1er juillet 1766
Vous n'êtes pas, monsieur, comme ces voyageurs qui viennent à Genève et à Ferney pour m'oublier ensuite et être oubliés.
Vous êtes venu en vrai philosophe, en homme qui a l'esprit éclairé et un cœur bienfaisant. Vous vous êtes fait un ami d'un homme qui a renoncé au monde: j'ai senti tout ce que vous valez; vous m'avez laissé bien des regrets. Comptez, monsieur, que votre souvenir est la plus douce de mes consolations.
Je vous suis trés obligé de ces Ruines de la Grèce. Je crois qu'on est actuellement à Paris dans les ruines du bon goût et quelquefois dans celles du bon sens; mais de bons esprits tels que vous et vos amis soutiendront toujours l'honneur de la nation. Il est vrai qu'ils seront en petit nombre, mais à la longue le petit nombre gouverne le grand.

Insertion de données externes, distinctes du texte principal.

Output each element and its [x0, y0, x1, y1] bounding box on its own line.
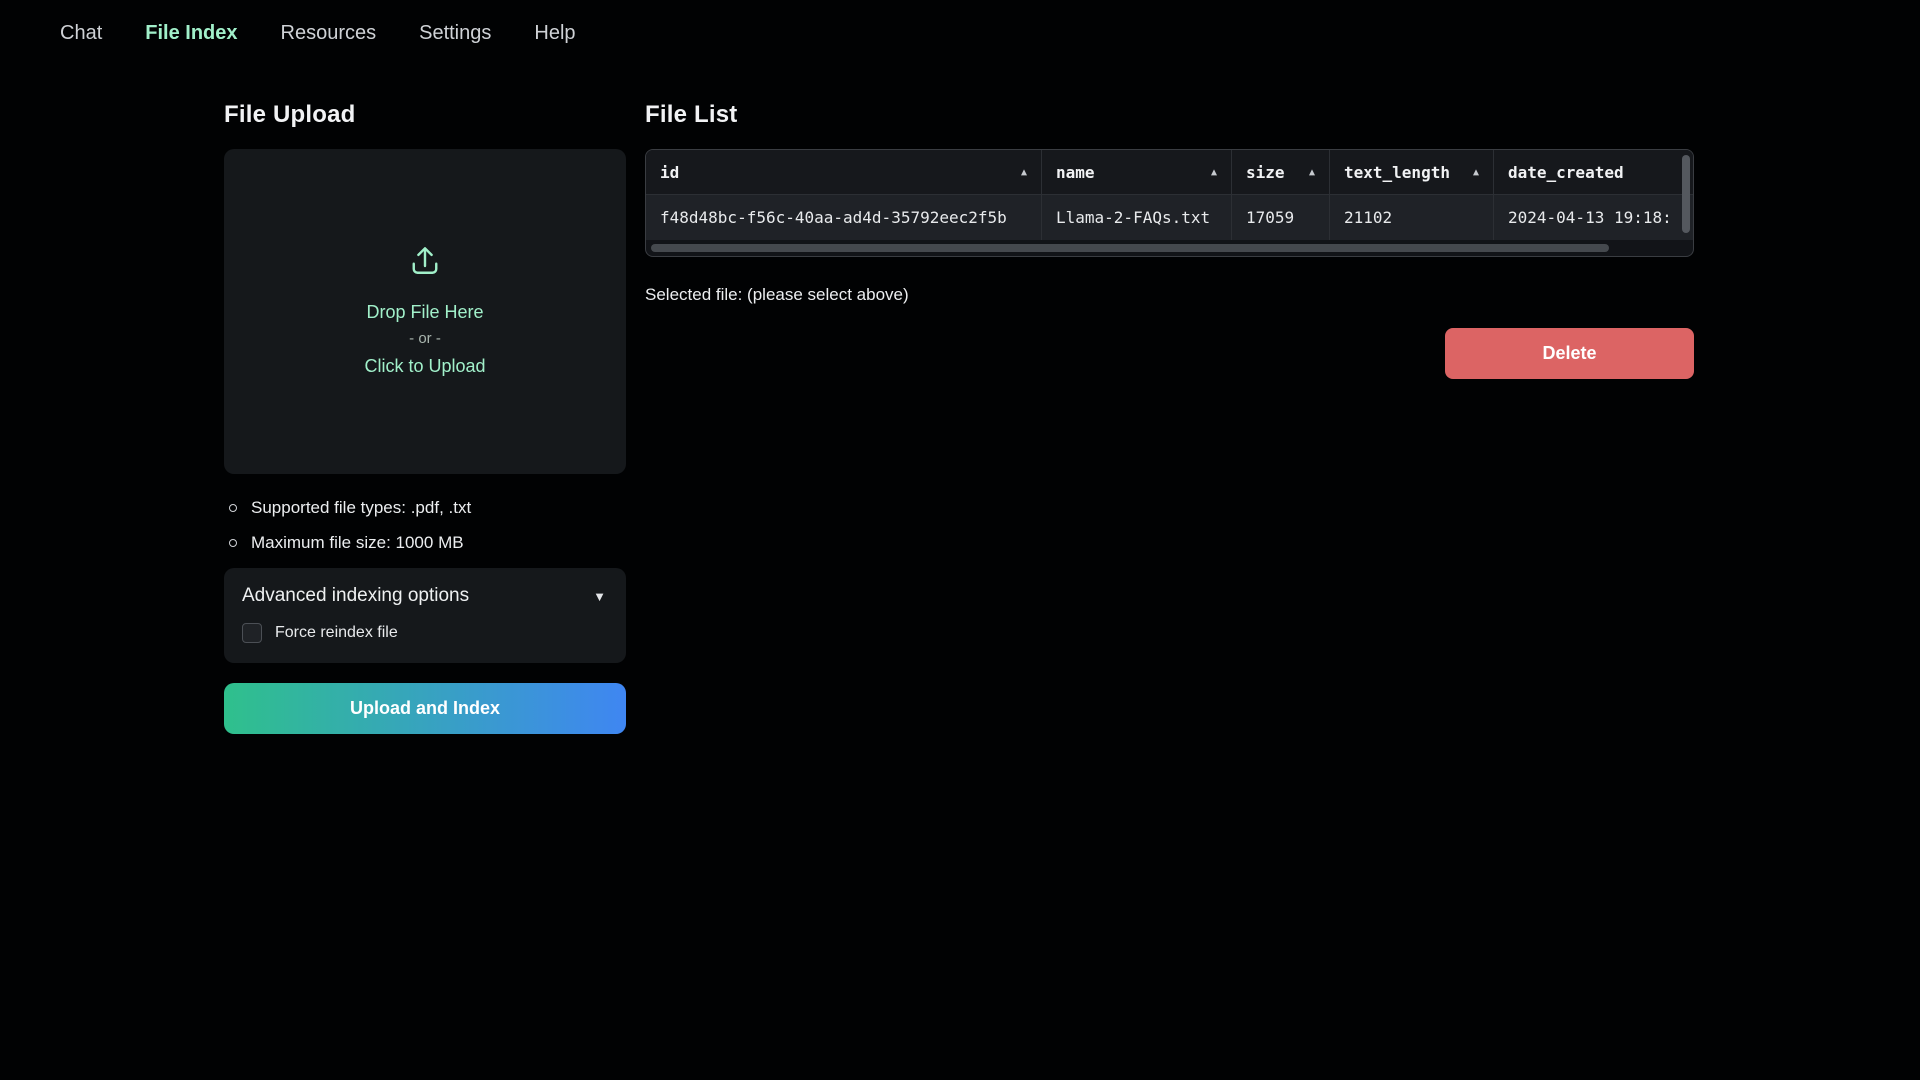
column-header-size[interactable]: size ▲ [1232, 150, 1330, 194]
tab-resources[interactable]: Resources [281, 22, 377, 45]
file-dropzone[interactable]: Drop File Here - or - Click to Upload [224, 149, 626, 474]
cell-text-length[interactable]: 21102 [1330, 195, 1494, 240]
upload-and-index-button[interactable]: Upload and Index [224, 683, 626, 734]
force-reindex-row[interactable]: Force reindex file [242, 623, 606, 643]
main-content: File Upload Drop File Here - or - Click … [0, 101, 1920, 734]
delete-button-row: Delete [645, 328, 1694, 379]
advanced-options-title: Advanced indexing options [242, 585, 469, 607]
chevron-down-icon: ▼ [593, 589, 606, 604]
column-label: date_created [1508, 163, 1624, 182]
cell-size[interactable]: 17059 [1232, 195, 1330, 240]
tab-file-index[interactable]: File Index [145, 22, 237, 45]
column-label: text_length [1344, 163, 1450, 182]
click-to-upload-link[interactable]: Click to Upload [364, 351, 485, 381]
sort-ascending-icon[interactable]: ▲ [1473, 167, 1479, 178]
file-list-title: File List [645, 101, 1694, 129]
tab-chat[interactable]: Chat [60, 22, 102, 45]
table-row[interactable]: f48d48bc-f56c-40aa-ad4d-35792eec2f5b Lla… [646, 195, 1693, 240]
sort-ascending-icon[interactable]: ▲ [1309, 167, 1315, 178]
sort-ascending-icon[interactable]: ▲ [1211, 167, 1217, 178]
file-table: id ▲ name ▲ size ▲ text_length ▲ date_cr… [645, 149, 1694, 257]
selected-file-status: Selected file: (please select above) [645, 285, 1694, 305]
file-list-section: File List id ▲ name ▲ size ▲ text_length… [645, 101, 1694, 734]
sort-ascending-icon[interactable]: ▲ [1021, 167, 1027, 178]
horizontal-scrollbar[interactable] [651, 244, 1609, 252]
file-upload-title: File Upload [224, 101, 626, 129]
file-table-header: id ▲ name ▲ size ▲ text_length ▲ date_cr… [646, 150, 1693, 195]
note-text: Maximum file size: 1000 MB [251, 533, 464, 553]
file-upload-section: File Upload Drop File Here - or - Click … [224, 101, 626, 734]
column-header-date-created[interactable]: date_created [1494, 150, 1693, 194]
or-separator-label: - or - [409, 327, 441, 351]
bullet-icon [229, 504, 237, 512]
note-max-size: Maximum file size: 1000 MB [229, 533, 626, 553]
column-header-name[interactable]: name ▲ [1042, 150, 1232, 194]
cell-id[interactable]: f48d48bc-f56c-40aa-ad4d-35792eec2f5b [646, 195, 1042, 240]
bullet-icon [229, 539, 237, 547]
column-header-id[interactable]: id ▲ [646, 150, 1042, 194]
top-tab-bar: Chat File Index Resources Settings Help [0, 0, 1920, 45]
advanced-options-accordion: Advanced indexing options ▼ Force reinde… [224, 568, 626, 663]
column-label: id [660, 163, 679, 182]
advanced-options-header[interactable]: Advanced indexing options ▼ [242, 585, 606, 607]
cell-name[interactable]: Llama-2-FAQs.txt [1042, 195, 1232, 240]
force-reindex-checkbox[interactable] [242, 623, 262, 643]
tab-settings[interactable]: Settings [419, 22, 491, 45]
vertical-scrollbar[interactable] [1682, 155, 1690, 233]
column-header-text-length[interactable]: text_length ▲ [1330, 150, 1494, 194]
column-label: name [1056, 163, 1095, 182]
upload-notes-list: Supported file types: .pdf, .txt Maximum… [224, 498, 626, 553]
cell-date-created[interactable]: 2024-04-13 19:18: [1494, 195, 1693, 240]
delete-button[interactable]: Delete [1445, 328, 1694, 379]
force-reindex-label: Force reindex file [275, 624, 398, 642]
note-text: Supported file types: .pdf, .txt [251, 498, 471, 518]
note-supported-types: Supported file types: .pdf, .txt [229, 498, 626, 518]
column-label: size [1246, 163, 1285, 182]
upload-icon [406, 242, 444, 283]
drop-file-here-label: Drop File Here [366, 297, 483, 327]
tab-help[interactable]: Help [534, 22, 575, 45]
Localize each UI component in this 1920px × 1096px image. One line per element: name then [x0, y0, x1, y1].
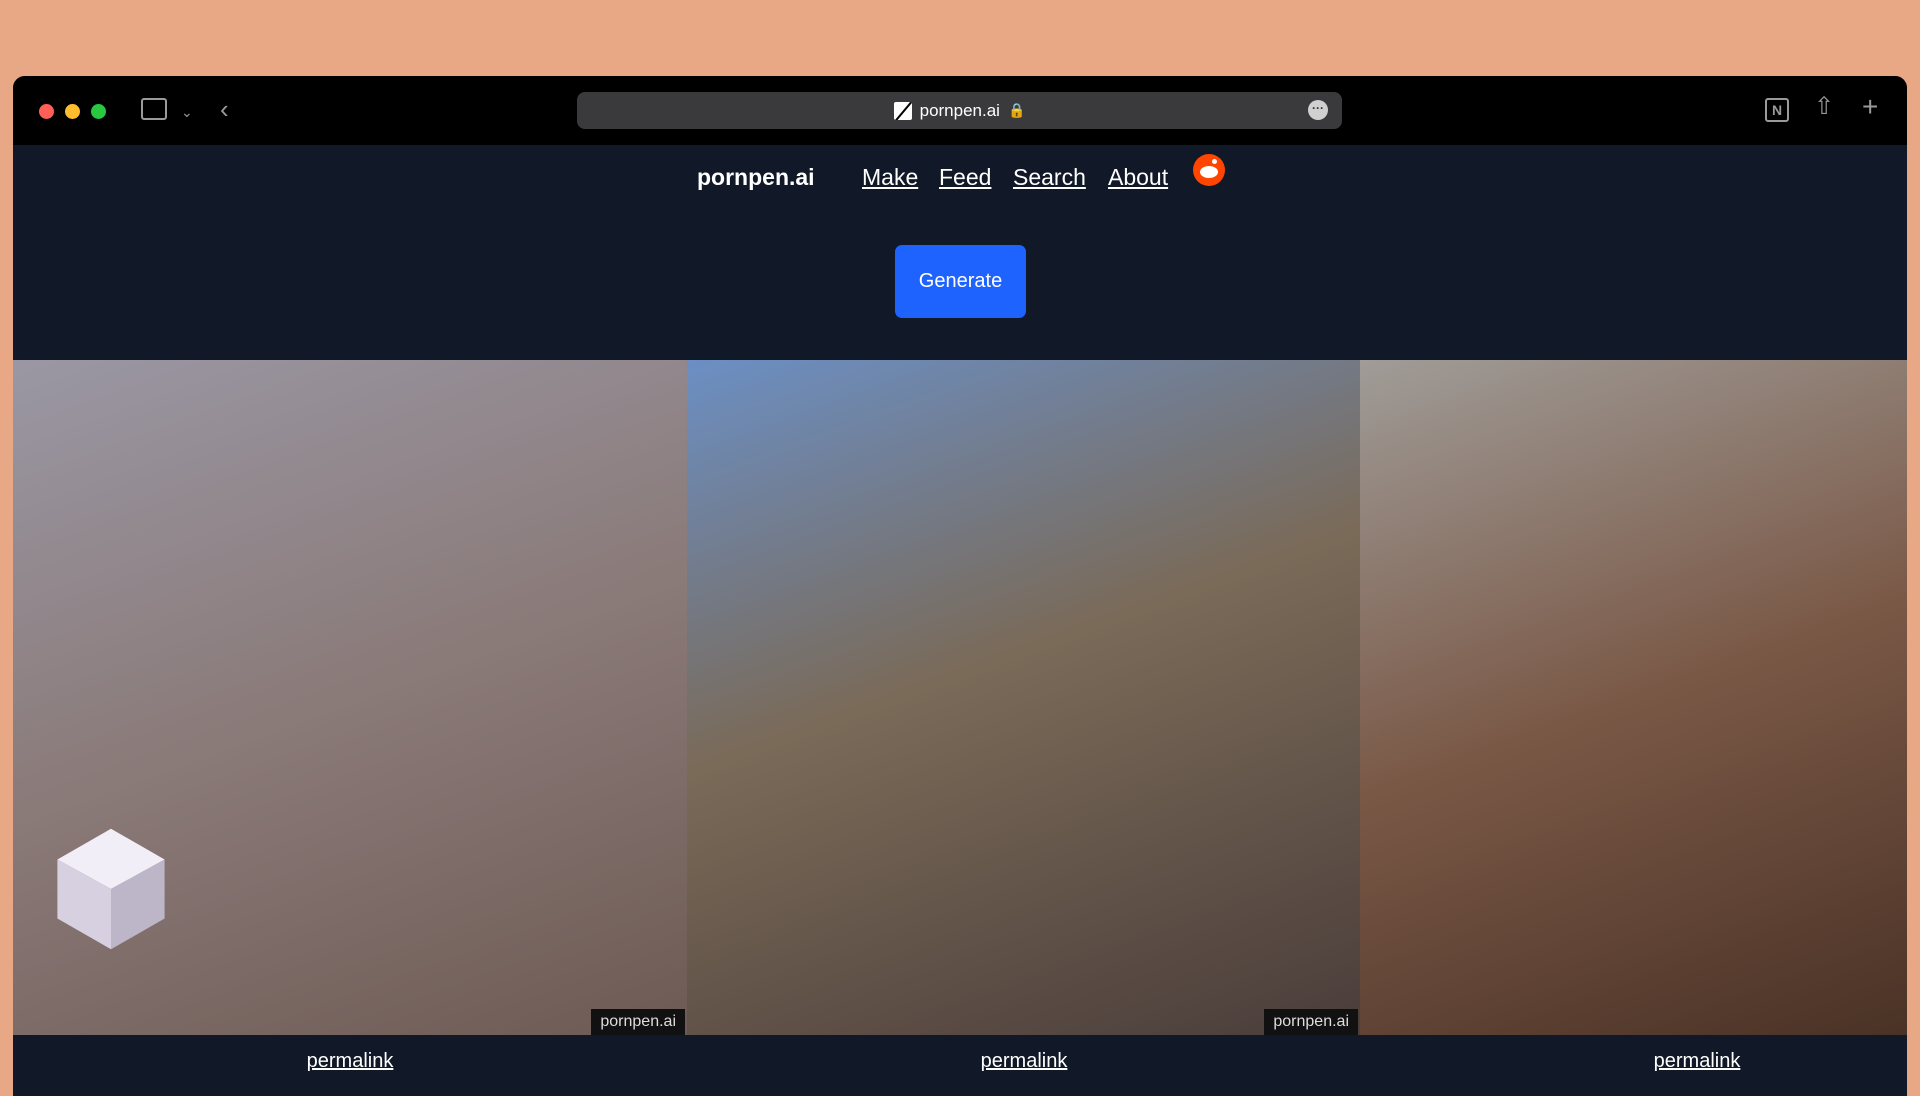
- title-bar: ⌄ ‹ pornpen.ai 🔒 ··· N ⇧ +: [13, 76, 1907, 145]
- generate-button[interactable]: Generate: [895, 245, 1026, 318]
- sidebar-icon[interactable]: [141, 98, 167, 120]
- address-bar[interactable]: pornpen.ai 🔒 ···: [577, 92, 1342, 129]
- reddit-icon[interactable]: [1193, 154, 1225, 186]
- permalink-link[interactable]: permalink: [981, 1050, 1068, 1073]
- nav-feed[interactable]: Feed: [939, 164, 991, 191]
- share-icon[interactable]: ⇧: [1814, 95, 1834, 119]
- nav-make[interactable]: Make: [862, 164, 918, 191]
- site-nav: pornpen.ai Make Feed Search About: [13, 158, 1907, 198]
- brand-logo[interactable]: pornpen.ai: [697, 164, 815, 191]
- permalink-link[interactable]: permalink: [1654, 1050, 1741, 1073]
- back-icon[interactable]: ‹: [220, 96, 229, 122]
- cube-logo-icon: [57, 828, 165, 950]
- nav-search[interactable]: Search: [1013, 164, 1086, 191]
- permalink-link[interactable]: permalink: [307, 1050, 394, 1073]
- url-text: pornpen.ai: [919, 100, 1000, 120]
- image-gallery: pornpen.ai pornpen.ai: [13, 360, 1907, 1035]
- site-favicon-icon: [893, 101, 912, 120]
- watermark: pornpen.ai: [1264, 1009, 1358, 1035]
- more-icon[interactable]: ···: [1308, 100, 1328, 120]
- lock-icon: 🔒: [1007, 102, 1026, 118]
- chevron-down-icon[interactable]: ⌄: [181, 101, 193, 123]
- gallery-image[interactable]: [1360, 360, 1907, 1035]
- nav-about[interactable]: About: [1108, 164, 1168, 191]
- notion-icon[interactable]: N: [1765, 98, 1789, 122]
- minimize-window-button[interactable]: [65, 104, 80, 119]
- gallery-image[interactable]: pornpen.ai: [687, 360, 1360, 1035]
- maximize-window-button[interactable]: [91, 104, 106, 119]
- watermark: pornpen.ai: [591, 1009, 685, 1035]
- browser-window: ⌄ ‹ pornpen.ai 🔒 ··· N ⇧ + pornpen.ai Ma…: [13, 76, 1907, 1096]
- new-tab-icon[interactable]: +: [1862, 93, 1878, 121]
- close-window-button[interactable]: [39, 104, 54, 119]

J'ai vu depuis peu un ouvrage posthume de m. Fréret, secrétaire de l'Académie des belles lettres. Ce livre mérite d'entrer dans votre bibliothèque. Il ne paraît pas fait pour être lu de tout le monde, mais il y a d'excellentes recherches, et si l'on y trouve quelque chose de dangereux, vous en savez assez pour le réfuter. J'aurai l'honneur de vous l'envoyer par la diligence de Lyon à l'adresse qu'il vous plaira de m'indiquer.
Made Denis est très touchée de votre souvenir. Agréez, monsieur, mes tendres respects que je vous présente du fond de mon cœur.
P. S. Si vous aimez Henry 4, comme je n'en doute pas, je vous exhorte à lire la justification du président de Thou contre le sr de Bury, auteur d'une nouvelle vie de Henry 4.